In 2010, the WHO classified access to pain medications as a “human right” and the guidelines it released in the following years categorized opioids as “safe medications,” which if used in the proper dosage, pose no risk of dependency or accidental death. In practice, the mild tone of the guidelines led to loopholes that allowed pharmaceutical companies to aggressively market opioids and doctors to prescribe them to patients who may benefit from other drugs.

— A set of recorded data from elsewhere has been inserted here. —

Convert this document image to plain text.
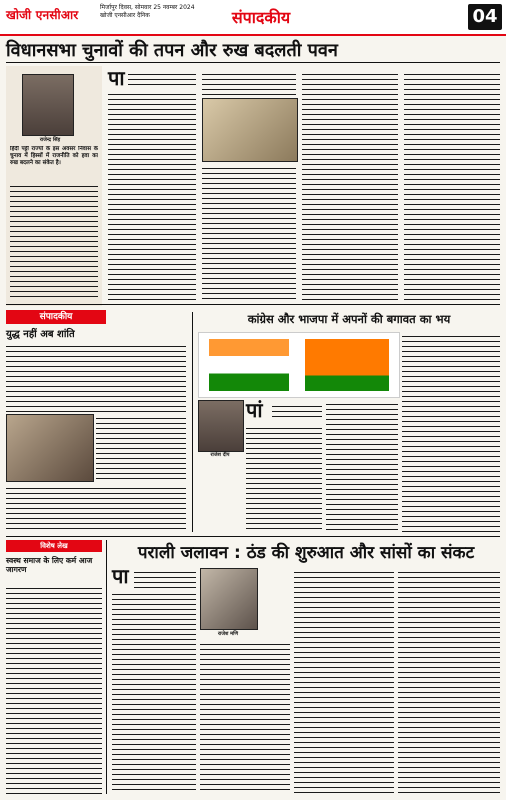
खोजी एनसीआर
मिर्जापुर दिवस, सोमवार 25 नवम्बर 2024
खोजी एनसीआर दैनिक	संपादकीय	04
विधानसभा चुनावों की तपन और रुख बदलती पवन
राजेन्द्र सिंह
हिंदी पट्टी राज्यों के इस अवसर निवास के चुनाव में हिस्सों में राजनीति को हवा का रुख बदलने का संकेत है।
पा
संपादकीय
युद्ध नहीं अब शांति
कांग्रेस और भाजपा में अपनों की बगावत का भय
राजेश दीप
पां
पराली जलावन : ठंड की शुरुआत और सांसों का संकट
राजेश मणि
पा
विशेष लेख
स्वस्थ समाज के लिए कर्म आज जागरण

In April last year, the US Center for Disease Control (CDC) launched its own guidelines on the use of opioids, recommending that physicians prescribe these painkillers sparingly, assessing individual risks and benefits, and opting for other drugs whenever possible. It also suggested that they closely monitor patients taking high dosages to decrease the risk of overdose.

For epidemiologist Caleb Alexander of Johns Hopkins University, the WHO did the right thing by retracting the guidelines. “They now have an incredibly important opportunity to set the record straight by ensuring that future guidelines are evidence-based and not corrupted by commercial interests,” he told Retraction Watch. Last August, Purdue Pharma offered to pay somewhere between US$10 billion and US$12 billion to settle more than 2,000 lawsuits filed against the company in the US related to the opioid crisis.